# Hunting leases in florida???



## 7mmbrowningman (Oct 19, 2008)

Has anyone heard of any clubs looking for members or even properties for lease in and around the area here in FL (Escambia, Santa Rosa, Okaloosa)???? I already have a small lease secured up in AL - but just not too thilled with what I have to work with, so I am looking for other options. Any leads will be greatly appreciated! :thumbup:


----------



## Bullshark (Mar 19, 2009)

Chuck you already have your Bama license and the deer are bigger in bama so why don't you join a lease near the state line in Bama. This one has a good land to member ratio: http://www.pensacolafishingforum.com/f48/brewton-club-needs-members-68876/
Otherwise the only land I know is Westervelt in PCB. Did you re-up your lease?


----------



## 7mmbrowningman (Oct 19, 2008)

Yeah James, we did re-up on the lease...just not feeling to good about it. My buddy is having $$$ issues and I personally do not want to have to foot the whole bill on plots so that someone other than me gets to hunt 'em! lol Plus, Lee saw what we are working with again this year...and I am not all that thrilled to say the least! lol 
Being that I am a single dad and my boy is 16 now - I would need to cover 2 license fees this year, plus the property and the food plots all by myself...so I was hoping for a Florida option as a backup plan! If I were to back out on the current lease (letting you know if I do, of course!) all we would lose is $11-12.


----------



## BANKWALKER (Aug 26, 2009)

luredinn posted this:

Clear Creek Hunting Club-on escambia river in chumuckla area, club membership needed if interested call 380-0450 ask for ron or leave messssage.

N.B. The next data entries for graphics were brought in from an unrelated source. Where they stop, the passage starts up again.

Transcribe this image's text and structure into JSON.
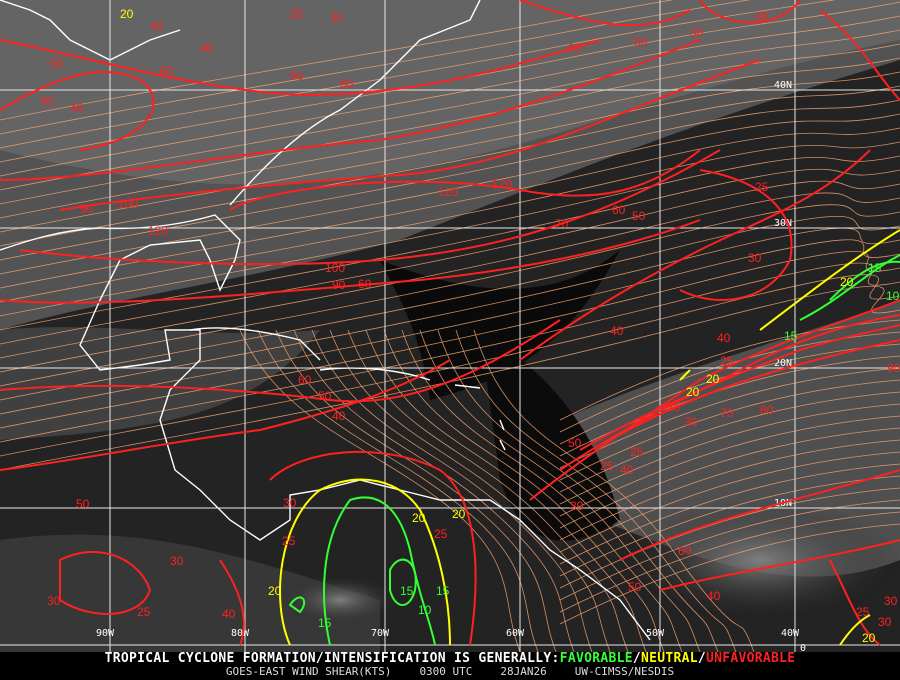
{
  "colors": {
    "favorable": "#33ff33",
    "neutral": "#ffff00",
    "unfavorable": "#ff2020",
    "streamline": "#f4a470",
    "coast": "#ffffff",
    "grid": "#e8e8e8"
  },
  "grid_labels": {
    "lon": [
      "90W",
      "80W",
      "70W",
      "60W",
      "50W",
      "40W"
    ],
    "lat": [
      "40N",
      "30N",
      "20N",
      "10N",
      "0"
    ]
  },
  "contour_labels": [
    {
      "v": "20",
      "c": "neutral"
    },
    {
      "v": "40",
      "c": "unfavorable"
    },
    {
      "v": "25",
      "c": "unfavorable"
    },
    {
      "v": "30",
      "c": "unfavorable"
    },
    {
      "v": "40",
      "c": "unfavorable"
    },
    {
      "v": "50",
      "c": "unfavorable"
    },
    {
      "v": "60",
      "c": "unfavorable"
    },
    {
      "v": "50",
      "c": "unfavorable"
    },
    {
      "v": "30",
      "c": "unfavorable"
    },
    {
      "v": "40",
      "c": "unfavorable"
    },
    {
      "v": "60",
      "c": "unfavorable"
    },
    {
      "v": "50",
      "c": "unfavorable"
    },
    {
      "v": "30",
      "c": "unfavorable"
    },
    {
      "v": "40",
      "c": "unfavorable"
    },
    {
      "v": "60",
      "c": "unfavorable"
    },
    {
      "v": "90",
      "c": "unfavorable"
    },
    {
      "v": "100",
      "c": "unfavorable"
    },
    {
      "v": "120",
      "c": "unfavorable"
    },
    {
      "v": "120",
      "c": "unfavorable"
    },
    {
      "v": "120",
      "c": "unfavorable"
    },
    {
      "v": "70",
      "c": "unfavorable"
    },
    {
      "v": "60",
      "c": "unfavorable"
    },
    {
      "v": "50",
      "c": "unfavorable"
    },
    {
      "v": "100",
      "c": "unfavorable"
    },
    {
      "v": "90",
      "c": "unfavorable"
    },
    {
      "v": "60",
      "c": "unfavorable"
    },
    {
      "v": "25",
      "c": "unfavorable"
    },
    {
      "v": "30",
      "c": "unfavorable"
    },
    {
      "v": "20",
      "c": "neutral"
    },
    {
      "v": "15",
      "c": "favorable"
    },
    {
      "v": "10",
      "c": "favorable"
    },
    {
      "v": "15",
      "c": "favorable"
    },
    {
      "v": "40",
      "c": "unfavorable"
    },
    {
      "v": "40",
      "c": "unfavorable"
    },
    {
      "v": "25",
      "c": "unfavorable"
    },
    {
      "v": "20",
      "c": "neutral"
    },
    {
      "v": "20",
      "c": "neutral"
    },
    {
      "v": "25",
      "c": "unfavorable"
    },
    {
      "v": "30",
      "c": "unfavorable"
    },
    {
      "v": "70",
      "c": "unfavorable"
    },
    {
      "v": "60",
      "c": "unfavorable"
    },
    {
      "v": "90",
      "c": "unfavorable"
    },
    {
      "v": "60",
      "c": "unfavorable"
    },
    {
      "v": "50",
      "c": "unfavorable"
    },
    {
      "v": "40",
      "c": "unfavorable"
    },
    {
      "v": "50",
      "c": "unfavorable"
    },
    {
      "v": "25",
      "c": "unfavorable"
    },
    {
      "v": "25",
      "c": "unfavorable"
    },
    {
      "v": "40",
      "c": "unfavorable"
    },
    {
      "v": "30",
      "c": "unfavorable"
    },
    {
      "v": "30",
      "c": "unfavorable"
    },
    {
      "v": "25",
      "c": "unfavorable"
    },
    {
      "v": "20",
      "c": "neutral"
    },
    {
      "v": "20",
      "c": "neutral"
    },
    {
      "v": "15",
      "c": "favorable"
    },
    {
      "v": "10",
      "c": "favorable"
    },
    {
      "v": "15",
      "c": "favorable"
    },
    {
      "v": "25",
      "c": "unfavorable"
    },
    {
      "v": "30",
      "c": "unfavorable"
    },
    {
      "v": "20",
      "c": "neutral"
    },
    {
      "v": "15",
      "c": "favorable"
    },
    {
      "v": "40",
      "c": "unfavorable"
    },
    {
      "v": "30",
      "c": "unfavorable"
    },
    {
      "v": "25",
      "c": "unfavorable"
    },
    {
      "v": "30",
      "c": "unfavorable"
    },
    {
      "v": "50",
      "c": "unfavorable"
    },
    {
      "v": "60",
      "c": "unfavorable"
    },
    {
      "v": "50",
      "c": "unfavorable"
    },
    {
      "v": "40",
      "c": "unfavorable"
    },
    {
      "v": "30",
      "c": "unfavorable"
    },
    {
      "v": "25",
      "c": "unfavorable"
    },
    {
      "v": "20",
      "c": "neutral"
    }
  ],
  "banner": {
    "prefix": "TROPICAL CYCLONE FORMATION/INTENSIFICATION IS GENERALLY:",
    "favorable": "FAVORABLE",
    "sep1": "/",
    "neutral": "NEUTRAL",
    "sep2": "/",
    "unfavorable": "UNFAVORABLE",
    "product": "GOES-EAST WIND SHEAR(KTS)",
    "time": "0300 UTC",
    "date": "28JAN26",
    "source": "UW-CIMSS/NESDIS"
  }
}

This is a muti yearmanage family orientated 8 point club with plantedfood plots


----------



## Bullshark (Mar 19, 2009)

If your buddy backs out let us know and Lee and I would cover the 2/3 of all the $. Just let us know before planting season. I may hunt it 2 or 3 times. It needs a lot of work but it has some big boys and we have a tractor and all the attachments. If it's just you we may be able to work something out with you one our land if we can hunt there. We can just join the 2 if we can manage to hunt the same way. I would call you but I lost both of my phones and your # with it.


----------